I thought I was just about as motivated as any scientist could be to crack the enigma of eating disorders. That is, until I attended “At Home With Eating Disorders,” a conference for families and carers in Brisbane, Australia. I have attended FEAST conferences before in the U.S. and came away with a similar feeling which can best be summed up by the title of a commentary I recently wrote for IJED, namely that we have to paddle faster and harder to figure out causes and improve treatments for these pernicious disorders. (see http://onlinelibrary.wiley.com/doi/10.1002/eat.22119/abstract )
I think every scientist in the field should attend a carers’ conference. There is quite simply nothing more powerful than sitting in an auditorium packed with parents, partners, sufferers, and survivors to remind us why we do what we do. Every study we design, every paper we write, every hypothesis we generate and test has the potential to transform lives. What we do is not just an academic exercise. It is not just about promotions, impact factor, publish or perish . . . it is about improving lives.
Several things struck me at the Brisbane conference. As I looked around the room and talked with parents, survivors, and sufferers it was again resoundingly clear that there is not just one stereotypical family type that is struck by eating disorders. Families from all socioeconomic levels, all regions, all races, and all sorts of parental personalities can be struck by eating disorders. I challenge any scientist to find a single feature that typifies all afflicted families! It just doesn’t exist. Families are desperate for help. Maybe it was a mother who lived three hours from the nearest specialist service who gave me a glimpse into how challenging it is to cobble together a treatment team in far rural areas and how important it is to have a GP who can do his or her best under the circumstances. Maybe it was the virtual mountain of questions submitted to the Meet the Experts panel, most of which we never had time to answer, all of which deserved more time and attention than we were able to give. Maybe it was the unprecedented number of parents talking about dealing with siblings who had eating disorders and listening to the herculean efforts they needed to undertake to deal with two children with eating disorders either sequentially or simultaneously.

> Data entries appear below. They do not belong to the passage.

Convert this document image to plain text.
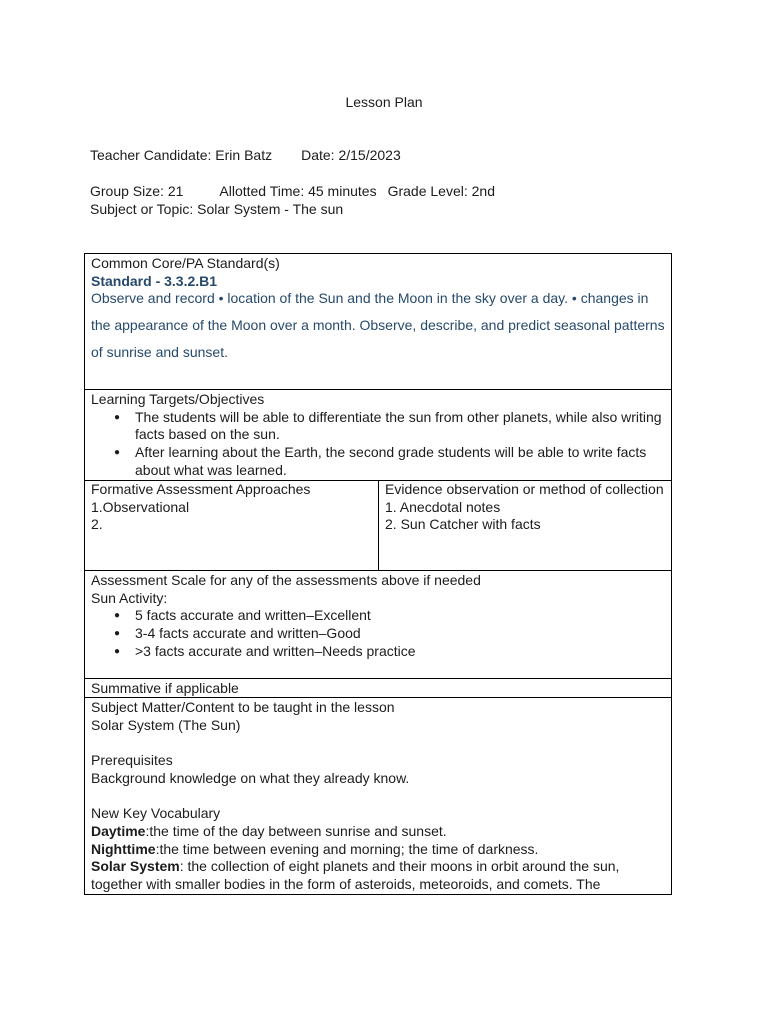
Lesson Plan
Teacher Candidate: Erin Batz Date: 2/15/2023
Group Size: 21	Allotted Time: 45 minutes Grade Level: 2nd
Subject or Topic: Solar System - The sun
Common Core/PA Standard(s)
Standard - 3.3.2.B1
Observe and record • location of the Sun and the Moon in the sky over a day. • changes in the appearance of the Moon over a month. Observe, describe, and predict seasonal patterns of sunrise and sunset.
Learning Targets/Objectives
● The students will be able to differentiate the sun from other planets, while also writing facts based on the sun.
● After learning about the Earth, the second grade students will be able to write facts about what was learned.
Formative Assessment Approaches
1.Observational
2.
Evidence observation or method of collection
1. Anecdotal notes
2. Sun Catcher with facts
Assessment Scale for any of the assessments above if needed
Sun Activity:
● 5 facts accurate and written–Excellent
● 3-4 facts accurate and written–Good
● >3 facts accurate and written–Needs practice
Summative if applicable
Subject Matter/Content to be taught in the lesson
Solar System (The Sun)
Prerequisites
Background knowledge on what they already know.
New Key Vocabulary
Daytime:the time of the day between sunrise and sunset.
Nighttime:the time between evening and morning; the time of darkness.
Solar System: the collection of eight planets and their moons in orbit around the sun, together with smaller bodies in the form of asteroids, meteoroids, and comets. The
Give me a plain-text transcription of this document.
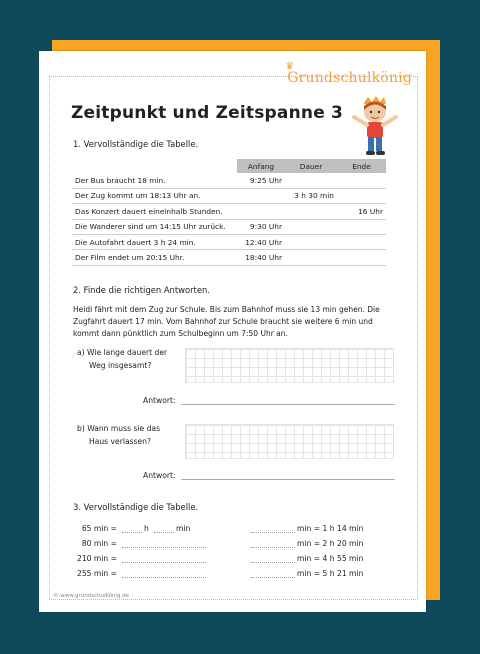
♛
Grundschulkönig
Zeitpunkt und Zeitspanne 3
1. Vervollständige die Tabelle.
	Anfang	Dauer	Ende
Der Bus braucht 18 min.	9:25 Uhr		
Der Zug kommt um 18:13 Uhr an.		3 h 30 min	
Das Konzert dauert eineinhalb Stunden.			16 Uhr
Die Wanderer sind um 14:15 Uhr zurück.	9:30 Uhr		
Die Autofahrt dauert 3 h 24 min.	12:40 Uhr		
Der Film endet um 20:15 Uhr.	18:40 Uhr		
2. Finde die richtigen Antworten.
Heidi fährt mit dem Zug zur Schule. Bis zum Bahnhof muss sie 13 min gehen. Die Zugfahrt dauert 17 min. Vom Bahnhof zur Schule braucht sie weitere 6 min und kommt dann pünktlich zum Schulbeginn um 7:50 Uhr an.
a) Wie lange dauert der
Weg insgesamt?
Antwort:
b) Wann muss sie das
Haus verlassen?
Antwort:
3. Vervollständige die Tabelle.
65 min =	h	min	min = 1 h 14 min
80 min =	min = 2 h 20 min
210 min =	min = 4 h 55 min
255 min =	min = 5 h 21 min
© www.grundschulkönig.de
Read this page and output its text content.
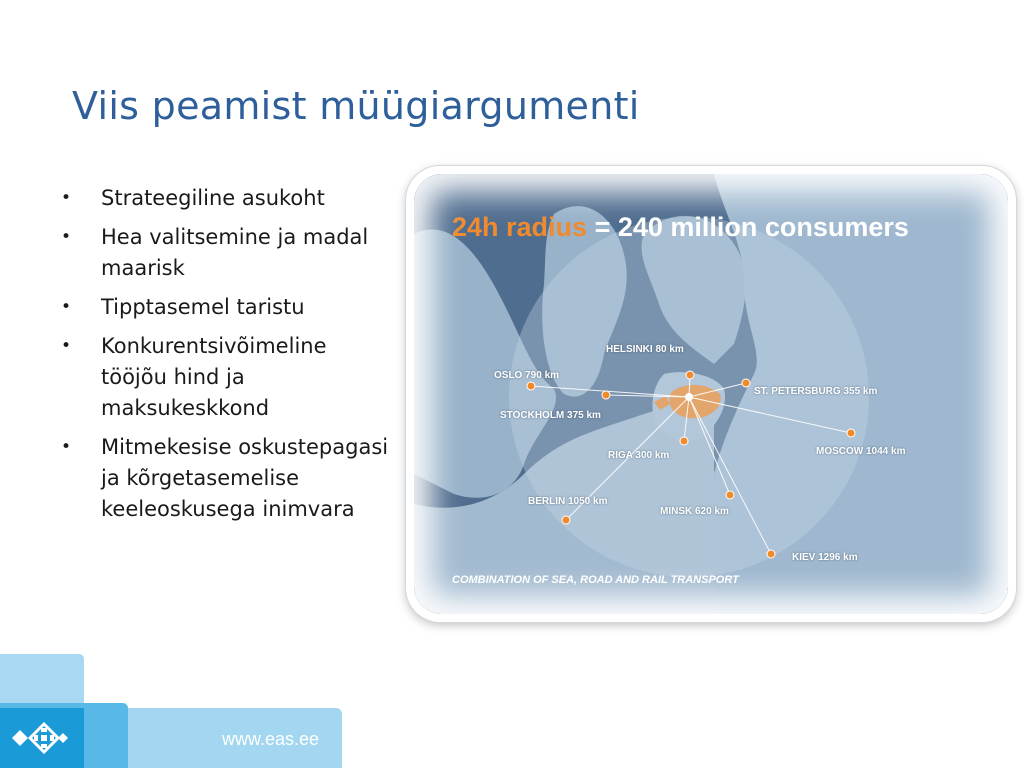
Viis peamist müügiargumenti
• Strateegiline asukoht
• Hea valitsemine ja madal maarisk
• Tipptasemel taristu
• Konkurentsivõimeline tööjõu hind ja maksukeskkond
• Mitmekesise oskustepagasi ja kõrgetasemelise keeleoskusega inimvara
24h radius = 240 million consumers
HELSINKI 80 km
OSLO 790 km
ST. PETERSBURG 355 km
STOCKHOLM 375 km
RIGA 300 km	MOSCOW 1044 km
BERLIN 1050 km
MINSK 620 km
KIEV 1296 km
COMBINATION OF SEA, ROAD AND RAIL TRANSPORT
www.eas.ee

Maybe it was all of the emotion in the room, the tears, the pleas for services, the determination of the parents to make things right for their children and from partners to help their loved ones. Most likely it was all of these factors that once again rejuvenated my passion for eating disorders research.
Being the parent or partner of someone with an eating disorder can be a frighteningly isolating experience. At Home With Eating Disorders showed that even if you do live in rural Australia, you are not alone. In fact, virtual communities like FEAST’s Around the Dinner Table Forum http://www.aroundthedinnertable.org which is a moderated online forum for parents and caregivers of eating disorder patients, allow parents to post their questions and join conversations about the challenges of dealing with an eating disorder in the family.
Kudos to the organizing committee and The Butterfly Foundation, FEAST, Eating Disorders Outreach Service (EDOS) and Australia and New Zealand Academy for Eating Disorders (ANZAED) and special thanks Jeremy Freeman for allowing me to bring UCAN to Brisbane, and to June Alexander, survivor and advocate, for inspiring so many people around the world.